The climate crisis could encourage a “substantial reallocation” of real estate investment in the coming years, says MSCI’s industry research head.
With many investors and fund managers having made commitments to net-zero carbon strategies, businesses “now need to honour them by transitioning their portfolios toward net-zero emissions”, said Will Robson, head of real estate solutions research at MSCI, in a new paper.
“This transition requires detailed knowledge of each of their investments’ current emissions, as well as a view of how they will change over time,” he added. “For public assets, this requires a standardised assessment of the issuing company’s own targets and plans with respect to comprehensiveness, ambition and feasibility. For private assets, simply assessing current actual emissions is often a challenge, even though investors and asset managers may have more direct control or stronger influence on carbon-reduction initiatives.”

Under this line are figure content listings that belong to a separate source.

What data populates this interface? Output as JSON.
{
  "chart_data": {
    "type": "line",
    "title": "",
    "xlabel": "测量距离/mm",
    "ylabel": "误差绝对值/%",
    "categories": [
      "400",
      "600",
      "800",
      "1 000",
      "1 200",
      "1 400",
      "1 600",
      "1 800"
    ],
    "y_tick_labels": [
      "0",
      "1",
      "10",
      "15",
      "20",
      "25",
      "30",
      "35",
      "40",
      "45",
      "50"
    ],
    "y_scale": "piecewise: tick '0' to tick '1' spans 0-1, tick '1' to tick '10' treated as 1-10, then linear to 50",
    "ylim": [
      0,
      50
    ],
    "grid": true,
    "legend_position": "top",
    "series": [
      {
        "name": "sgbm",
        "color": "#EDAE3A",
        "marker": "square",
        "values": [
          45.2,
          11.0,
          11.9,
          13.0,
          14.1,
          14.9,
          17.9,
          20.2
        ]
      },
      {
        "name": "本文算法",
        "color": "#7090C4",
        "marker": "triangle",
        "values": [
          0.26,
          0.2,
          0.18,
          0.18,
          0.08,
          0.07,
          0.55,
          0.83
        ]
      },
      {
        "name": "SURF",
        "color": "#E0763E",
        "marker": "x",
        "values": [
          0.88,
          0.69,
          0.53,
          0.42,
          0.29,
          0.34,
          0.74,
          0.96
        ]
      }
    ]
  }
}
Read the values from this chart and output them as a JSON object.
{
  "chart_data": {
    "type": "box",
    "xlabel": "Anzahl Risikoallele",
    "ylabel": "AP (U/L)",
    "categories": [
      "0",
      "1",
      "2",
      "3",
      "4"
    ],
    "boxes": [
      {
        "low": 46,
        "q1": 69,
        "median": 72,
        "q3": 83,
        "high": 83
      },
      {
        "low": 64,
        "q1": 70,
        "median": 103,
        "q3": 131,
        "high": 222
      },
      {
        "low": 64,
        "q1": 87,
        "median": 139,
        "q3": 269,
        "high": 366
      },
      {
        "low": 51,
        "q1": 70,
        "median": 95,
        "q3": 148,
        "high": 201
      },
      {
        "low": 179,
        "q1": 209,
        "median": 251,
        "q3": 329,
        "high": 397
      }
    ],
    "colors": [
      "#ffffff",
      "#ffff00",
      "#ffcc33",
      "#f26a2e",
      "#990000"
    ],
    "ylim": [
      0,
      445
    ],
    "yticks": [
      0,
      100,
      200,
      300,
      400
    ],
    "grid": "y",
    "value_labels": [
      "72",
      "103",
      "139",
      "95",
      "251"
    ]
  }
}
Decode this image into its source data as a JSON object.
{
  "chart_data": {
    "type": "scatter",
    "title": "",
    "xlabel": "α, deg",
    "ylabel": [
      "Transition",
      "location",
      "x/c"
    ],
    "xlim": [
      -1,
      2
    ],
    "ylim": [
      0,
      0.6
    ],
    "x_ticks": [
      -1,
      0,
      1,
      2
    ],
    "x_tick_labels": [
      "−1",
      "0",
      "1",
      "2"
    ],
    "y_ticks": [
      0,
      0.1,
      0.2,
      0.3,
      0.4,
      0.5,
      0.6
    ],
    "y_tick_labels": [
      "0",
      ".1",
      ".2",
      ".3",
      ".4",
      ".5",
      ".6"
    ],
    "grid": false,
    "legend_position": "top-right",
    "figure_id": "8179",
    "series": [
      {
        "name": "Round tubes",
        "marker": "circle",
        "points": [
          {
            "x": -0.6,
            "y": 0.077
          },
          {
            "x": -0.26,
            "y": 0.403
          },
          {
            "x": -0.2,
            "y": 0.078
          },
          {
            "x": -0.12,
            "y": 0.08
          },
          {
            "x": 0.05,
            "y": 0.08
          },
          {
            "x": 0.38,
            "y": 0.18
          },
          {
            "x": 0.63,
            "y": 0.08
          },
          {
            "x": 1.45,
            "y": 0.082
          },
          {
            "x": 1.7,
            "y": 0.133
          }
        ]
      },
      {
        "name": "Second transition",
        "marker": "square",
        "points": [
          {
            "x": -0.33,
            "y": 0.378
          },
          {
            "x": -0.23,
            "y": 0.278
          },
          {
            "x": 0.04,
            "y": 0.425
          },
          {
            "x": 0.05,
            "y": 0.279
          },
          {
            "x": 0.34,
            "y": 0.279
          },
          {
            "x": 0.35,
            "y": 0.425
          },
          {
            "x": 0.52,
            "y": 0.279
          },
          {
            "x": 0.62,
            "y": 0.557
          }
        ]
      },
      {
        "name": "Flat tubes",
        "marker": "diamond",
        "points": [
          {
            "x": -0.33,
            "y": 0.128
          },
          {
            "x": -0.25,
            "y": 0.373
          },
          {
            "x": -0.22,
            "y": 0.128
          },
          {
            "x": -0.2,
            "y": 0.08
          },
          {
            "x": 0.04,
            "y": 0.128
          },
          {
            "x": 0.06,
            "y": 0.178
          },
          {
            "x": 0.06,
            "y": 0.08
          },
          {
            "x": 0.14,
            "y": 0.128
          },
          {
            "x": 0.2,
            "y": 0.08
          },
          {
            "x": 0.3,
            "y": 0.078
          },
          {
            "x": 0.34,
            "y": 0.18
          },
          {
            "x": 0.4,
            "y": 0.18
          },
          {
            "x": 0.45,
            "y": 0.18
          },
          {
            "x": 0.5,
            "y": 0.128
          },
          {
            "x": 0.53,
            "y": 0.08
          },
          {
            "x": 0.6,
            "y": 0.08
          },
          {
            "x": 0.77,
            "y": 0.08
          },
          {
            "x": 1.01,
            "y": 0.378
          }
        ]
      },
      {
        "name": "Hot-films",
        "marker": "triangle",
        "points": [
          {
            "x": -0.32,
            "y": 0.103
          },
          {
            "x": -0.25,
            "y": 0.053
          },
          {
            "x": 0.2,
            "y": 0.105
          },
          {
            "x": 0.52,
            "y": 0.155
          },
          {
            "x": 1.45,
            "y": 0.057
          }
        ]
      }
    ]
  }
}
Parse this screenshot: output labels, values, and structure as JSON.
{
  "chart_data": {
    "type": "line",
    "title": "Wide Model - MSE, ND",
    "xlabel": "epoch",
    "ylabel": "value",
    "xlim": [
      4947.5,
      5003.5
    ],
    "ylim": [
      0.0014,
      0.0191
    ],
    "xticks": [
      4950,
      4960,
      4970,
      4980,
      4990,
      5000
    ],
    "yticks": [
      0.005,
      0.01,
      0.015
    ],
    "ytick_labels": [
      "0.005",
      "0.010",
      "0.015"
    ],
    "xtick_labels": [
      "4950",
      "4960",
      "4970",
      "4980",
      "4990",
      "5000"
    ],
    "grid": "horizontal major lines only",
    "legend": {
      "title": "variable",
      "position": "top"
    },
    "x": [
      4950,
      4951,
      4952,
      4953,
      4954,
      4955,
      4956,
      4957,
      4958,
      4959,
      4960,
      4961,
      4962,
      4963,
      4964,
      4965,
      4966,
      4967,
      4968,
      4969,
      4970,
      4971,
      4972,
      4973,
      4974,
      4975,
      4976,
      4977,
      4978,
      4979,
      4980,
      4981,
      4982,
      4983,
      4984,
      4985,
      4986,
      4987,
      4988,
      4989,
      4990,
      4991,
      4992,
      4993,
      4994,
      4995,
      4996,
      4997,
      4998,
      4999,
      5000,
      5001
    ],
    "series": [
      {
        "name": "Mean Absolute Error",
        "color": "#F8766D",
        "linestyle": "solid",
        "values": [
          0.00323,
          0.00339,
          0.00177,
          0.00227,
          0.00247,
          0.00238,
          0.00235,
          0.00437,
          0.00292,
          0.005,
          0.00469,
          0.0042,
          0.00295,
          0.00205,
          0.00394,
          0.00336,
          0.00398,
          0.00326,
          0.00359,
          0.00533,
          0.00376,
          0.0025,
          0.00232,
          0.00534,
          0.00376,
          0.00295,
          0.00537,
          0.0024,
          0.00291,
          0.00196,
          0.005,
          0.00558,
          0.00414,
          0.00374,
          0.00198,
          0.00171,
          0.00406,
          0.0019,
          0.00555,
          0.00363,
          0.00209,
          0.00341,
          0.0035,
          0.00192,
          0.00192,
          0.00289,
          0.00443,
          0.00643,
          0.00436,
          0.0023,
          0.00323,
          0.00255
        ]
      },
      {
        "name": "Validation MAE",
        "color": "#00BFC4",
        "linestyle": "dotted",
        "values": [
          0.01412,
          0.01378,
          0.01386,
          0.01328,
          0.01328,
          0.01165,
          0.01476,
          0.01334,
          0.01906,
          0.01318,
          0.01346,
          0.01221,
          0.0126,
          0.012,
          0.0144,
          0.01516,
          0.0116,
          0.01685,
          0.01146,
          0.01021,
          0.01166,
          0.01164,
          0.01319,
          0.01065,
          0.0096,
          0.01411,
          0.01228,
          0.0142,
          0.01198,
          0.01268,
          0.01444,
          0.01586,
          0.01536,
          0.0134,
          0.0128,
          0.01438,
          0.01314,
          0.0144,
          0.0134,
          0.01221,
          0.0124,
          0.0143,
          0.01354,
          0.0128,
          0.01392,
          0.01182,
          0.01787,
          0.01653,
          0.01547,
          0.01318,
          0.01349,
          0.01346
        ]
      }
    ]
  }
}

Transparency and standardisation of data will be necessary to help investors rethink their portfolios in the face of climate change, Covid-19 and other risks. “Huge strides will need to be made in terms of climate-data disclosure to facilitate the flow of capital to where it’s needed to transition portfolios to net-zero,” Robson said.
He added that disruptive factors such as climate change will also increase the likelihood of stranded assets or, at the vey least, significant price changes.
“Unlike in public markets, it takes time for sentiment to feed through to transaction pricing, and then on to the valuations, of private assets,” he said. “Investors seeking to understand how such impacts can affect their portfolio values may employ a sophisticated triangulation of insights from private valuation, transactions and public-market data.”